Tot nu toe was er geen wetenschappelijk inzicht in de bestaande internationale literatuur omtrent de interculturele zorgontmoeting zoals deze wordt ervaren door de patiënten. Daarom heeft Liesbet Degrie, doctoraatsstudente aan de KU Leuven, onder begeleiding van Prof. Yvonne Denier en Prof. Chris Gastmans (beiden stafmedewerker ethiek bij Zorgnet-Icuro en als onderzoeker/docent verbonden aan de KU Leuven), via een systematische literatuurstudie de bestaande empirische evidentie onderzocht over de interculturele zorgverlening in de ziekenhuiszorg, bekeken vanuit het perspectief van de patiënten.

In deze nota bezorgen we u graag de studie in bijlage en geven we kort de belangrijkste resultaten weer. Voor meer informatie verwijzen we naar het artikel zelf, alsook naar verdere referenties op het einde van deze nota.

Methode

Het doel van de literatuurstudie was het verwerven van inzicht in de ervaringen van de interculturele zorgontmoeting in de ziekenhuiscontext, vanuit het perspectief van de patiënten. Hiervoor werd een systematische en wetenschappelijk gevalideerde zoektocht ondernomen doorheen alle bestaande onderzoeksliteratuur wereldwijd over dit thema. Enkel studies, gepubliceerd tussen 2000 en 2015 werden geïncludeerd in de literatuurstudie.

Resultaten

In totaal werden 51 internationale studies opgenomen in de studie. De meesten kwamen uit Europa (15), VS (10), Canada (10) en Australië (9). Wat betreft de afdelingen, werd de hoofdmoot van de studies uitgevoerd op de afdeling materniteit (29) of in de setting van het ziekenhuis in het algemeen (13). Daarnaast waren er bv. ook studies uit oncologie (2) en GGZ (1).

Uit de studies blijkt dat er in de interculturele ziekenhuiszorg vier dimensies verschijnen. Deze dimensies beschrijven de interculturele zorgontmoeting als:

1. een ontmoeting van twee verschillende culturele zorgcontexten

2. waarbij binnen een dynamisch en circulair zorgproces

3. gebalanceerd wordt tussen de twee culturele zorgcontexten

4. en waarbij dit zorgproces beïnvloed wordt door mediatoren zoals medemenselijkheid, communicatie, familie en de organisatiecultuur van het ziekenhuis.
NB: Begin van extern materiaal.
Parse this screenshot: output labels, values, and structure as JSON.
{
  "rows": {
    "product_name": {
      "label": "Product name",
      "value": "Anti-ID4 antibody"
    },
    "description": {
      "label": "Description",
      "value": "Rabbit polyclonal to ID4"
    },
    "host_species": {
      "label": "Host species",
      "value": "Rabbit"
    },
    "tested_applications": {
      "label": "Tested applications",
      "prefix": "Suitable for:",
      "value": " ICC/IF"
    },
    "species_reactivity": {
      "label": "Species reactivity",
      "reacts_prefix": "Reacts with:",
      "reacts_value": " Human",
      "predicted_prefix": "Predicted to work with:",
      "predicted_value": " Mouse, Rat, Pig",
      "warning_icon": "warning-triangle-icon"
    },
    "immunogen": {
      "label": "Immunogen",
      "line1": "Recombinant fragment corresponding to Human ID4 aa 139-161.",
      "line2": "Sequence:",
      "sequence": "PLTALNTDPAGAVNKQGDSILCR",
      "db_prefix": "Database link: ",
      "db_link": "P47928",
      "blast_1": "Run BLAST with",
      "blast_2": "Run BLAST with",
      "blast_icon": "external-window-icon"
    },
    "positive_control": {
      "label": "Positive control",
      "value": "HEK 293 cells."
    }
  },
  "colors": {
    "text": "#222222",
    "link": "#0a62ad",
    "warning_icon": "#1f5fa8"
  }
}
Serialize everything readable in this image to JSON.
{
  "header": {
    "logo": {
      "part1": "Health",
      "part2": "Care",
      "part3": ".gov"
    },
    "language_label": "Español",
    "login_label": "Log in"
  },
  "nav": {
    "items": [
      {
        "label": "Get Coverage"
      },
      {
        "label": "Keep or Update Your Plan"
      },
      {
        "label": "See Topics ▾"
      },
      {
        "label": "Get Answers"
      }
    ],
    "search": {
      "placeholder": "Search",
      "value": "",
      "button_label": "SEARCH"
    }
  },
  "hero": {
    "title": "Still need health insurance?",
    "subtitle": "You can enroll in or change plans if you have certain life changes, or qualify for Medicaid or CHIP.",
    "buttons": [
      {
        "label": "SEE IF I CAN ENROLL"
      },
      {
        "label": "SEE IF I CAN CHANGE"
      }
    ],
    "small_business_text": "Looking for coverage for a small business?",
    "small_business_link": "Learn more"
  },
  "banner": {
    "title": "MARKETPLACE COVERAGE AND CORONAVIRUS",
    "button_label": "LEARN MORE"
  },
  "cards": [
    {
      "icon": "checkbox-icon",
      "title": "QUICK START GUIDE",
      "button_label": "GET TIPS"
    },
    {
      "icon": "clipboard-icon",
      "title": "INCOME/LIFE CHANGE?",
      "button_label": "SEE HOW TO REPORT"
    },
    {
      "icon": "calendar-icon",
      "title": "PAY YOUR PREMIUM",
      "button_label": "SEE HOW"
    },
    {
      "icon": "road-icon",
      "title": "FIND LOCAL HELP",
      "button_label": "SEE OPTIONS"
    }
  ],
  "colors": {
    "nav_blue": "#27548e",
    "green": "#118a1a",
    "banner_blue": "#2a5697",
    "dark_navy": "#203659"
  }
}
We lichten deze vier dimensies kort toe.

1) Een ontmoeting van twee verschillende culturele zorgcontexten

Wanneer etnisch culturele minderheden in het ziekenhuis worden opgenomen voor een verblijf van minstens enkele dagen, dan ontstaat er onvermijdelijk een ontmoeting tussen de culturele zorgcontext uit het persoonlijke leven van de patiënt en die van de hulpverleners en het ziekenhuis. En deze twee zorgcontexten kunnen intercultureel verschillen.

Als patiënt neemt men onvermijdelijk de eigen culturele visies, verwachtingen en praktijken van zorg uit het persoonlijke leven mee naar het ziekenhuis. En deze visies en praktijken hebben te maken met de interpersoonlijke wijze van voor elkaar zorgen, binnen de eigen culturele gemeenschap of religieuze cultuur, alsook met de betekenis en interpretatie van ziekte, gezondheid, behandeling en zorg, beleving van emoties en pijn, voeding, bezoek, etc.

Omgekeerd, is er ook de ziekenhuiscultuur en de culturele visies, invullingen en praktijken van goede zorg van de zijde van de hulpverleners. Ook deze maken deel uit van de zorgcontext, van het persoon-zijn van de hulpverlener, zijn of haar visie op goede zorg, ondersteuning van de patiënt, alsook van de geplogenheden, interpersoonlijke belevingen en verwachtingen aangaande de zorg, en gezamenlijke afspraken (bv. bezoekregeling, maaltijdzorg, etc.) binnen de organisatie.

2) Een dynamisch en circulair zorgproces

Hoe gaan patiënten om met deze ontmoeting van twee verschillende culturele contexten van zorg tijdens hun verblijf in het ziekenhuis? De patiënten beschrijven de interculturele zorgontmoeting in de eerste plaats als een dynamisch en circulair relationeel proces. Het is geen eenmalig gebeuren met een onmiddellijk positieve of negatieve uitkomst, maar een proces dat gaandeweg evolueert, met elke nieuwe ontmoeting met verschillende hulpverleners tijdens het ziekenhuisverblijf. In essentie is het zo dat elke interculturele zorgontmoeting kan leiden tot een betekenisvolle en verrijkende zorgrelatie, maar omgekeerd, ook kan leiden tot wederzijds onbegrip en afstand. En alle variaties en vormen hier tussenin, eventueel verschillend van hulpverlener tot hulpverlener.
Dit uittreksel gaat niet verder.